Mickey’s most memorable exchange with the senator came during a series of questions regarding Sanders lack of political endorsements for other progressives.
“He jumped out of his seat, told me to go f*** myself and stormed out of the edit board meeting,” wrote Hirten.
While Hirten paints this as a proof of Sanders’ stubbornness, many commenters saw a toughness they appreciated.
“Guess what, we tried the suave, corporatist ‘liberal’ Obama, who doesn’t have a ‘stick it to ‘em’ attitude. That got us nowhere. Time to stick it to ‘em.” said commenter @GearMentation.

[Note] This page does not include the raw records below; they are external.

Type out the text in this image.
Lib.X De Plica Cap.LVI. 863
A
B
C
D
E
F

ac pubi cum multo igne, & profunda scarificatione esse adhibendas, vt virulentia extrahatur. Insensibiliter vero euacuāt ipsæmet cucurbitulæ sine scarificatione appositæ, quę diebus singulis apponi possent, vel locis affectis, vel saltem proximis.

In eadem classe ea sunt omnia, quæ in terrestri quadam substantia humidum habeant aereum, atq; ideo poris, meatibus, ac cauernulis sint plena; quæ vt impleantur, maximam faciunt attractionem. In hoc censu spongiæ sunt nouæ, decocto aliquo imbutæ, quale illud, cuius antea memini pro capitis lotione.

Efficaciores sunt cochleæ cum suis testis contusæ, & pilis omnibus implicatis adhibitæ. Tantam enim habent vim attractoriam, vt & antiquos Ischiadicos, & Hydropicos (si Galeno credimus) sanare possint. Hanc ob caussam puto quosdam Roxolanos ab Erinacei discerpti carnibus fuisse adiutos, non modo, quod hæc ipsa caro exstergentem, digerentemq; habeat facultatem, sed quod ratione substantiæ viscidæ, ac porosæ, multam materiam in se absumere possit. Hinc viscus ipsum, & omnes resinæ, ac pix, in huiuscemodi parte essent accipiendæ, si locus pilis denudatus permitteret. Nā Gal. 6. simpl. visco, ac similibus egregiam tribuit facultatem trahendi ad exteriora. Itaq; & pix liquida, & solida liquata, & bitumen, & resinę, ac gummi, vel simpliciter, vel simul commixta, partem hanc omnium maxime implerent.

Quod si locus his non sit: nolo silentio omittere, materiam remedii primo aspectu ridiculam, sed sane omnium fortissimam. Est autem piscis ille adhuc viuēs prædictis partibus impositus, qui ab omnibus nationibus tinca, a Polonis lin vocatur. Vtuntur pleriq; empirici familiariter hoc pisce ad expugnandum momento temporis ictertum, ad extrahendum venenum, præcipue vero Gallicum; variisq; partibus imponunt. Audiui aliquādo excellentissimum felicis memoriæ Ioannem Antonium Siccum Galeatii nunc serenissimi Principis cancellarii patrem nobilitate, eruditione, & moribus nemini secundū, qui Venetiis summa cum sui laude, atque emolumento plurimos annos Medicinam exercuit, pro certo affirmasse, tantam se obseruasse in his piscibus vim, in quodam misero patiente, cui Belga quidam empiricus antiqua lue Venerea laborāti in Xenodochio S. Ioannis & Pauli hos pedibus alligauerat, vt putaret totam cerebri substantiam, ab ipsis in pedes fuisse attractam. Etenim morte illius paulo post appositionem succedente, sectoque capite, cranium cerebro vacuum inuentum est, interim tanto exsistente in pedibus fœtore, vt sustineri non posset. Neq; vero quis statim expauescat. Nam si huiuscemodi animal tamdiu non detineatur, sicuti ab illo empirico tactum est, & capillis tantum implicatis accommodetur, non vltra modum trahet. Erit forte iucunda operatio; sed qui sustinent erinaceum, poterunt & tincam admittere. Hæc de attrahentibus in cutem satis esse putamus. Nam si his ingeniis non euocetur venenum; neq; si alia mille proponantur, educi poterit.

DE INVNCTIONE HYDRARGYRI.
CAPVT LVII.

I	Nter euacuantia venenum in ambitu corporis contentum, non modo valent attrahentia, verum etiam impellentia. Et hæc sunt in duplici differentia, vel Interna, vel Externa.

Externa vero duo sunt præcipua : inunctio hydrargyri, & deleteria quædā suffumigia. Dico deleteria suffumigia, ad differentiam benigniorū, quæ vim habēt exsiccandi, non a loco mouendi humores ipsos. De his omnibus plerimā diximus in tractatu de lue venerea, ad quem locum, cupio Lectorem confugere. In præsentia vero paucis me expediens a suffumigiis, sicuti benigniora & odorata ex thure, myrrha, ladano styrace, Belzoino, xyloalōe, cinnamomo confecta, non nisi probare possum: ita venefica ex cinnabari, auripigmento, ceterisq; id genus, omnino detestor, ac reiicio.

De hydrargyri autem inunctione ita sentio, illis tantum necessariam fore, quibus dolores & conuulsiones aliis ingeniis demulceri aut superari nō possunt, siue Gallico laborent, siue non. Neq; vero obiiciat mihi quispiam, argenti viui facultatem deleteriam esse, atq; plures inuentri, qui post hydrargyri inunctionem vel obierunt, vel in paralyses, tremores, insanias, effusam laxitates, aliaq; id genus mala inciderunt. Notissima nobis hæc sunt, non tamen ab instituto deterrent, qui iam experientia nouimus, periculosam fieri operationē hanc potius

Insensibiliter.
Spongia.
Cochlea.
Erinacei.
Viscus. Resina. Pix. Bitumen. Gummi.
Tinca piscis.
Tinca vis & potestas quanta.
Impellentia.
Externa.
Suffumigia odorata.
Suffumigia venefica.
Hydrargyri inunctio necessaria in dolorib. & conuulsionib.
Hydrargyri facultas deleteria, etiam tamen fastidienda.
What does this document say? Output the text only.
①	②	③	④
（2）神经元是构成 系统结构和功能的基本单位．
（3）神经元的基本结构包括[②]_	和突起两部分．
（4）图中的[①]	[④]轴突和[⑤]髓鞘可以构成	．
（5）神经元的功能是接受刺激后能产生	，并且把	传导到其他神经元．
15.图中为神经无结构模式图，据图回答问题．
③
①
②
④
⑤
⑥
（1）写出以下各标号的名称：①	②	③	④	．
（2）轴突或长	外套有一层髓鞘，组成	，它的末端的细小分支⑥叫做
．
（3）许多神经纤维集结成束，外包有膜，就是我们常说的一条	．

“Bernie Sanders reminds me of Harry Truman. I think the times require such a man.” said commenter @disqus_Plzxu7wKEe
Others were not impressed with Sanders’ short fuse and continued to draw ties between his hostile temperament and the limited amount of legislation he has been able to successfully push through Congress.
“An almost complete lack of endorsements from his peers demonstrates Sanders does not work well with others. He has introduced hundreds of bills in Congress, which died a quick death because he did not build a bipartisan coalition to ensure their passage. He has one of the worst track records on Capitol Hill in terms of succeeding when he introduced new legislation.” said commenter @KeystoneDave
Commenter reader Michael Planck agrees with Sanders’ policies, but doesn’t think the Oval Office is the best place for him.
“We need someone concerned about gun violence, foreign affairs, women's rights, the environment, in addition to economics,” said Planck. “And frankly, I think Bernie is more capable of affecting tax policy in Congress than he would be in the White House.”